Learn the vocabulary of estimating item frequencies in a huge stream with a small, fixed-size hashed counter grid.
0 / 5 completed
1 / 5
At standup, a dev mentions estimating how many times each item has appeared in a huge stream using a small, fixed-size grid of counters updated by several hash functions, trading a small, one-directional overestimation error for using far less memory than an exact per-item counter. What is this structure called?
Count-min sketch is exactly this: a count-min sketch estimates how many times each item has appeared in a huge stream by hashing every item with several independent hash functions into a small, fixed-size grid of counters, incrementing one counter per row on every occurrence, and estimating an item's count as the minimum value across its hashed counters, which can only ever overestimate, never underestimate, the true count. A hash collision is an unrelated hash-table concept about two keys sharing a bucket. This fixed-size, several-hash-functions approach is exactly why a count-min sketch can approximate frequency counts for an enormous stream using far less memory than tracking an exact counter per distinct item.
2 / 5
During a design review, the team uses a count-min sketch to track approximate item frequencies in a massive, high-cardinality stream, specifically because a fixed-size grid of counters uses far less memory than an exact counter per distinct item, at the cost of a small, always-one-directional overestimation error. Which capability does this provide?
Count-min sketch here provides Memory-bounded frequency estimation regardless of how many distinct items appear, since the counter grid's size stays fixed no matter how many distinct items appear in the stream, unlike an exact per-item counter map, which grows in proportion to the number of distinct items, trading a small, always-one-directional overestimation error for that bounded memory footprint. Tracking one exact counter per distinct item costs memory that grows without bound as the number of distinct items in the stream grows. This bounded-memory, small-overestimation-error tradeoff is exactly why a count-min sketch is favored for approximate frequency tracking over an enormous, high-cardinality stream.
3 / 5
In a code review, a dev notices a frequency-tracking feature over a massive, high-cardinality stream maintains one exact counter per distinct item ever seen, letting its memory usage grow without bound, instead of using a fixed-size probabilistic counter grid. What does this represent?

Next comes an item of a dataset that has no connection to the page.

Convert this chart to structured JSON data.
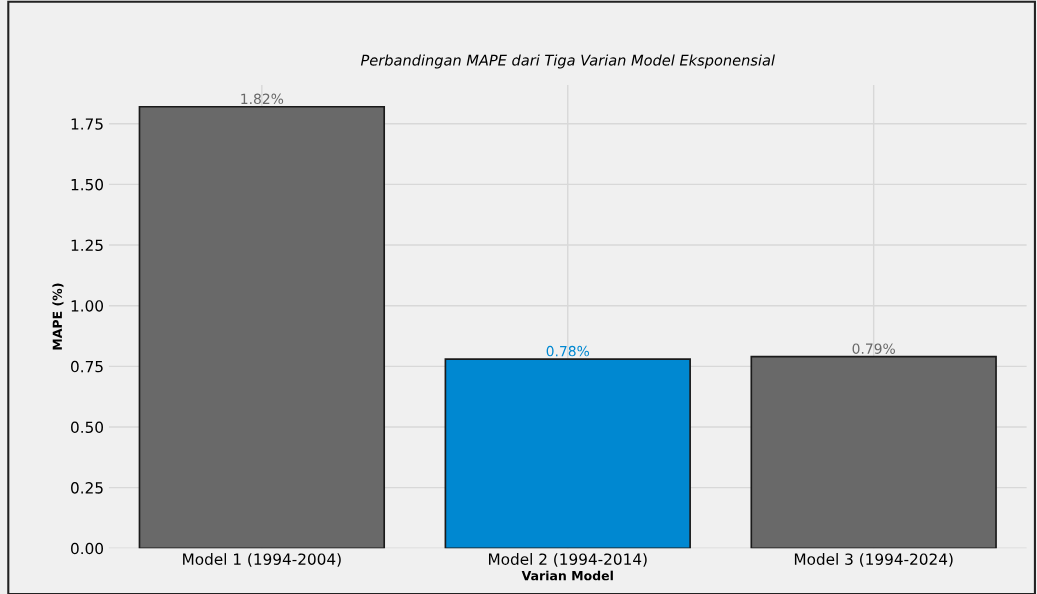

This is a missed count-min-sketch opportunity, since using a count-min sketch's fixed-size grid of hashed counters would bound memory usage regardless of how many distinct items appear, at the cost of only a small, one-directional overestimation error. A cache eviction policy is an unrelated concept about discarded cache entries. This unbounded-memory-growth pattern is exactly the kind of risk a reviewer flags once the stream's item cardinality is confirmed to be extremely high.
4 / 5
An incident report shows a frequency-tracking service's memory usage grew without bound and eventually exhausted available memory, because it maintained one exact counter per distinct item over a massive, high-cardinality stream instead of using a fixed-size probabilistic structure. What practice would prevent this?
Switching to a count-min sketch's fixed-size hashed-counter grid removes the unbounded memory growth entirely. Continuing to maintain one exact counter per distinct item over a high-cardinality stream regardless of how many distinct items actually appear in the stream is exactly what caused the issue described in this incident. This count-min-sketch approach is the standard fix once the stream's item cardinality is confirmed high enough to make exact per-item counting impractical.
5 / 5
During a PR review, a teammate asks why the team reaches for a count-min sketch instead of an exact hash map of counters, given that an exact hash map gives perfectly accurate counts with no estimation error at all. What is the reasoning?
A count-min sketch bounds memory usage to a small, fixed footprint regardless of how many distinct items appear, at the cost of a small, always-one-directional overestimation error, while an exact hash map of counters gives perfectly accurate counts but its memory usage grows without bound as distinct items accumulate. This is exactly why a count-min sketch is favored for a massive, high-cardinality stream, while an exact hash map remains preferable when perfect accuracy is required and cardinality stays manageable.